Чемодан, наверное, все же тяжелый. Я устал, пока взошел на гору, рубашка слегка прилипает к спине. Но ветер здесь заметно свежее, и я отказываюсь от соблазна отдохнуть в этом живописном месте. К тому же и ночь скрывает всю красоту, какая видна при дневном свете: овраг, по которому извивается ручей, сверкая на поворотах, как рыбий бок, далекие, тающие в сизой дымке нивы, березы, которые зимой степенно и разумно несут вверх снежные беремя, а летом сбегают вниз с распущенными волосами. Сейчас все это можно только вообразить, и если бы порою не доносилось приглушенное журчание воды, казалось бы, что крутой склон ведет в никуда. Я приближаюсь, и постепенно журчание становится все громче, ольха у ручья и наконец мостки через ручей приобретают определенные контуры. У меня под ногами охают доски, вода, черная как деготь, течет под мостом, опавшие листья на ее поверхности кажутся большими звездами на угольном небе. Я ставлю свою ношу, присаживаюсь на краешек чемодана, достаю папиросу и чиркаю спичкой. Свод ладоней накрывает живое трепетное пламя, и я, забыв закурить, все смотрю, как спичка постепенно обугливается, скрючивается, чернеет.
И гаснет…
Тогда я вынимаю из коробки и зажигаю новую, закуриваю. Сгорбившись на чемодане, бородатый, издали я, наверно, кажусь стариком, но тут же нет никого и некому на меня смотреть, вокруг — тихое дыхание ночи, бережно окутавшей темнотою все: сны людские и бдение, счастье и горе, страсти и смерть.

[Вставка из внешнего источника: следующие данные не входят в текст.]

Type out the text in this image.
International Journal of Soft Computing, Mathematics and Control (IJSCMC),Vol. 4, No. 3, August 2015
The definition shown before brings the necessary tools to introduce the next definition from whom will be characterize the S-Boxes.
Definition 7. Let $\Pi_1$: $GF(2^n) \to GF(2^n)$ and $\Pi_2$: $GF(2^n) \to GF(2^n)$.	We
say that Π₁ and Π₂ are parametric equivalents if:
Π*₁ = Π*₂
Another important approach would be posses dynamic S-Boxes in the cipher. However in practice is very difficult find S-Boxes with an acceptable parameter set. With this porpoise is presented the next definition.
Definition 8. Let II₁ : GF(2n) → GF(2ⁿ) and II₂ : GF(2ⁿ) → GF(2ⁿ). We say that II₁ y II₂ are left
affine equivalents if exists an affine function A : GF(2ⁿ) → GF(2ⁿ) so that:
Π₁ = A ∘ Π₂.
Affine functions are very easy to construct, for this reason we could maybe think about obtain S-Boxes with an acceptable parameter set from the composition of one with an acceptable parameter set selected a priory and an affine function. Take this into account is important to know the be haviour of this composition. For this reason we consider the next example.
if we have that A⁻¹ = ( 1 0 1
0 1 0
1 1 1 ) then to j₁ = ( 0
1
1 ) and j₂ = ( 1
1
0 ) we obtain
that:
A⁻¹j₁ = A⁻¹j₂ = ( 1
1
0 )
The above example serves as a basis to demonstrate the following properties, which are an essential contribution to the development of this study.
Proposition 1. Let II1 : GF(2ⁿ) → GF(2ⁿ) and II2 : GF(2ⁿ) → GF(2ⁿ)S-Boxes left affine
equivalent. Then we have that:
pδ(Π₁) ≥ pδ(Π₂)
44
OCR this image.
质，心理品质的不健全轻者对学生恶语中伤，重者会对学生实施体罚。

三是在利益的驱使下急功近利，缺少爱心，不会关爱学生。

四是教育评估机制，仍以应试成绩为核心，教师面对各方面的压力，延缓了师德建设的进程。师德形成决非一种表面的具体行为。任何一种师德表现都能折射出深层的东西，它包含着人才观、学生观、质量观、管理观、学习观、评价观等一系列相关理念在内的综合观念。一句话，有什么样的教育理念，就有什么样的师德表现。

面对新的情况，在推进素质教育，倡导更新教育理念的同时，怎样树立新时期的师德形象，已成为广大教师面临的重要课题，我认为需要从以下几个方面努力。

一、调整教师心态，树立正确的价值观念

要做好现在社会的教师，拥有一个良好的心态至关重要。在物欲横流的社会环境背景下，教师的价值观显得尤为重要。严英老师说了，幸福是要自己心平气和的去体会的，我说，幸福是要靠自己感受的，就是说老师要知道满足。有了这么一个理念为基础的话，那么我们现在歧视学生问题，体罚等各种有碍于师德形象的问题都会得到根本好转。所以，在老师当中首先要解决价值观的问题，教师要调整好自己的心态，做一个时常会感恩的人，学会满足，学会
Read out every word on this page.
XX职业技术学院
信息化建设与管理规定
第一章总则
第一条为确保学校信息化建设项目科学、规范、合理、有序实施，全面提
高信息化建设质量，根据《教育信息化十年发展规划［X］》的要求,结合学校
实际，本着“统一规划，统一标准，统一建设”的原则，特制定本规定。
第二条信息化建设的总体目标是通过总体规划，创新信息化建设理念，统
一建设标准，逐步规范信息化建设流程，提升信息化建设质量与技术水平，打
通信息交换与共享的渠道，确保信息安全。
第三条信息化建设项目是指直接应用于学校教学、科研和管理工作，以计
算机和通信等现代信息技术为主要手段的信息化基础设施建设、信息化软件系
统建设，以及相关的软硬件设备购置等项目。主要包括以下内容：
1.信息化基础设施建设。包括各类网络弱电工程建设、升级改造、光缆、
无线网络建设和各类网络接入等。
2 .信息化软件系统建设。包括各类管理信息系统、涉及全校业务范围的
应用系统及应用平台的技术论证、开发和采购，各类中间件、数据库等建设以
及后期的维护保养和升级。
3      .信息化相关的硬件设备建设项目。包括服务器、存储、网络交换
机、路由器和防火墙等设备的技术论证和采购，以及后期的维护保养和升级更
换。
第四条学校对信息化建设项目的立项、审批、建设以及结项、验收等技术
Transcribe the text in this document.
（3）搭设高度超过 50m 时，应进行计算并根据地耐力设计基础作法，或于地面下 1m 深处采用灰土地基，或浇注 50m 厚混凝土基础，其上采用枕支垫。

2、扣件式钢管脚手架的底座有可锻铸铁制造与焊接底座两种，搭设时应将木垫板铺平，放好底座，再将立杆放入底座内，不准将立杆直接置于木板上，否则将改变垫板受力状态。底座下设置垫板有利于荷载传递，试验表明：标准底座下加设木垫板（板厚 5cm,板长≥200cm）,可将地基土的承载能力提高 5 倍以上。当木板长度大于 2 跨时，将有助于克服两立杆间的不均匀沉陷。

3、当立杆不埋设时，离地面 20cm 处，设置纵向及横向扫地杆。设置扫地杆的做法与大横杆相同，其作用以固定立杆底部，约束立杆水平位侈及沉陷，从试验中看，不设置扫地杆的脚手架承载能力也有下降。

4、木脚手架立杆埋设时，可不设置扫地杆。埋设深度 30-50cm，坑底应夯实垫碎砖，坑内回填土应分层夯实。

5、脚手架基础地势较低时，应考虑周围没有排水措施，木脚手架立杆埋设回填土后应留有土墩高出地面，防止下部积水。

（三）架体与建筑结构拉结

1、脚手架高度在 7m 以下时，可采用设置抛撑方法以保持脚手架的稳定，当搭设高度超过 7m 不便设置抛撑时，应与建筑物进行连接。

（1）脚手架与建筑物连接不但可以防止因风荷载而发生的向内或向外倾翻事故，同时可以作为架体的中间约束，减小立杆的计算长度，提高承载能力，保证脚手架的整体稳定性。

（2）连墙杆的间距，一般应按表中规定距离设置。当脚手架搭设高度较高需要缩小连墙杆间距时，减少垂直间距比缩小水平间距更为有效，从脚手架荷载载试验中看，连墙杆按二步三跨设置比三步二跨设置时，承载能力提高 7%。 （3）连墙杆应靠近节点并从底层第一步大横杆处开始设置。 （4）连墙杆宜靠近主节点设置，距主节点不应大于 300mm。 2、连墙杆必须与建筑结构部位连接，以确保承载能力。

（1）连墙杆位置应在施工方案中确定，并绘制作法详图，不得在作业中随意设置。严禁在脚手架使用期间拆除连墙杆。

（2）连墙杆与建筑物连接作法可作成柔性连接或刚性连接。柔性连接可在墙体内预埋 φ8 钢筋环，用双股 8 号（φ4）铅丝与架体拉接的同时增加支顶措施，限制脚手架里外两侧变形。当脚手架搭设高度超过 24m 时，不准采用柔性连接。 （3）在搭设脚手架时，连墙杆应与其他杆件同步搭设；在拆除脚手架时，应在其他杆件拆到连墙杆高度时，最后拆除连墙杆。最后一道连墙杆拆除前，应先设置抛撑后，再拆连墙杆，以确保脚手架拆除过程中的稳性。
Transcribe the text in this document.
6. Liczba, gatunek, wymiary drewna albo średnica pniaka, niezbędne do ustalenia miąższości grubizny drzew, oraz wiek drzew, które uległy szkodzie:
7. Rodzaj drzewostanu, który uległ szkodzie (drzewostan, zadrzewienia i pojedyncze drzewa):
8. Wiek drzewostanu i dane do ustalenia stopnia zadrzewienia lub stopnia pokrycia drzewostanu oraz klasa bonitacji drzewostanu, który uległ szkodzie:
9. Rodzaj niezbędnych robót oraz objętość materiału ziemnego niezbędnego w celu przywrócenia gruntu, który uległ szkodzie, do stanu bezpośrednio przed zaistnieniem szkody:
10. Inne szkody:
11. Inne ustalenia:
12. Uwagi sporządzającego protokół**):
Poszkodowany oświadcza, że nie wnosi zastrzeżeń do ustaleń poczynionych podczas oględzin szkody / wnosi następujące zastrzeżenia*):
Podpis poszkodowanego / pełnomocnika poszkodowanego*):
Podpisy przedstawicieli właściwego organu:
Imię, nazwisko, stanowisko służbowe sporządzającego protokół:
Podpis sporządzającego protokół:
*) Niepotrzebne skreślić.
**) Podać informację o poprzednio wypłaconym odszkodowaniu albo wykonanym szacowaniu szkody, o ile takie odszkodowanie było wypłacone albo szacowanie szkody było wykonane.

Затягиваюсь поглубже, и сразу привычно кружится голова. Не надо было курить. Швыряю папиросу за перила, внизу она с шипением гаснет. Нигде ни огонька, облака медленно плывут грязными клочьями ваты, в ветвях шуршит кое-где одинокий сухой лист, и пока я сижу так, отдыхаю, один лист слетает на доски моста, а те, что давеча сверкали на воде как звезды, уже уплыли по течению и скрылись из виду, как уплывает и исчезает все — время и жизнь.
Грустно. Тускло и грустно.
Лучше бы ехать завтра, когда рассветет, автобусом через Цесис, но так и бывает — только потом увидишь, как оно лучше, а теперь остается только смириться с тем, что я сам выбрал, и не поддаваться топкой, как трясина, хандре… Помню, как я уезжал из дома в первый год студенческой жизни: в пути меня подобрал Варис, который вез в Цирули пустые бидоны, я взобрался наверх, в повозку, бидоны гудели, как большие колокола, дул совсем летний южный ветер — и вдруг мне захотелось петь. У меня нет ни голоса, ни музыкального слуха, и я всегда чувствую себя неловко, когда другие затягивают песню, но в тот день я пел. Ветер срывал с губ слова и неловкие шаткие звуки; сам я их не слышал — только трезвон бидонов да свист ветра…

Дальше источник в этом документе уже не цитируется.